Your strength can also be your weakness. In my case, the ability to draw a face in a certain way. The thing is, I do want my work to express aspects of human physicality, imbued with the emotional and (dare I say) spiritual qualities that we can infer when we look at it. On the other hand, there’s the danger of the work being ‘sweet’ and even pretty. I am conscious that I am really working on the edge of sweetness a lot of the time, and this I find invigorating, infuriating and really challenging. Quite often I seem to dramatically visualise it in my mind (remembering school geography lessons) as an arête, a knife-edged ridge. The path meanders, so you have to keep checking you are following the ridge exactly, being constantly careful not to slither down into sentimentality/prettiness on the one side, or – or what on the other? Loads of risks there too, ranging from brutishness to blandness to meaningless gesture to you-name-it.
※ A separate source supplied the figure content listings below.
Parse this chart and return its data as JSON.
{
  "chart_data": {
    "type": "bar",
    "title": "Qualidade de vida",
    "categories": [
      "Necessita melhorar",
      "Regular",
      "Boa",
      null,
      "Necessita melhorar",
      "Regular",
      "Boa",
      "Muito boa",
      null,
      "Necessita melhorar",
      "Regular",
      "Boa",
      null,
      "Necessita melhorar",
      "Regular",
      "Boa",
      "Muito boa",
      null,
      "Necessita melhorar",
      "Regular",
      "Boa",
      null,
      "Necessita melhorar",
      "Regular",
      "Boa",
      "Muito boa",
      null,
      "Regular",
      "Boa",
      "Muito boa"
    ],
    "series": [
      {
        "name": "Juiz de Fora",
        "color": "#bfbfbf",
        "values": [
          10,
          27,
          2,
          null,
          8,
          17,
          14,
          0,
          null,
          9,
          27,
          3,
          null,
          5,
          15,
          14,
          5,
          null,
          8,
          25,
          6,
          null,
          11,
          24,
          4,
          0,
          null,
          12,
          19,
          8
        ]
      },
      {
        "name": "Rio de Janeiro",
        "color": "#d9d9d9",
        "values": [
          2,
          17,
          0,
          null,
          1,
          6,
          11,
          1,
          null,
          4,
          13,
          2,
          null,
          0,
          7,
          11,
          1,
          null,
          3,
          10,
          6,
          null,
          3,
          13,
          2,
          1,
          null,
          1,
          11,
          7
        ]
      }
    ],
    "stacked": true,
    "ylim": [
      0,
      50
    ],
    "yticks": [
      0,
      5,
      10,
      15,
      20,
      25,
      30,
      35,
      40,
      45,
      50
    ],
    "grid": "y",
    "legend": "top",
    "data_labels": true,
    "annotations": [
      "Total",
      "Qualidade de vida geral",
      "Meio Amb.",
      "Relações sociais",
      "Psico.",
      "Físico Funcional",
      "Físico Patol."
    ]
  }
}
The other thing about ‘sweetness’ for me involves colour. The moment you move beyond monochrome black-and-white, you get caught up in people’s assumptions and responses to colour. The vivid magentas I often use – to me they speak of vigour, but to some people it’s prettily pink. And to others, these colours are simply distasteful. (To me too, sometimes! – I loved Thomas Hylander’s and Nick Goss’s subdued limited palettes in their paintings at the Jerwood art space, wondering for the nth time why I didn’t work this way…).

Of course, it’s all really subjective. There will be plenty of people who find my work distasteful because of the types of faces I tend to paint, or the colours I use. And my own views change over time, too. A lot of my past work now appals me… Which is probably as it should be. Keep moving on.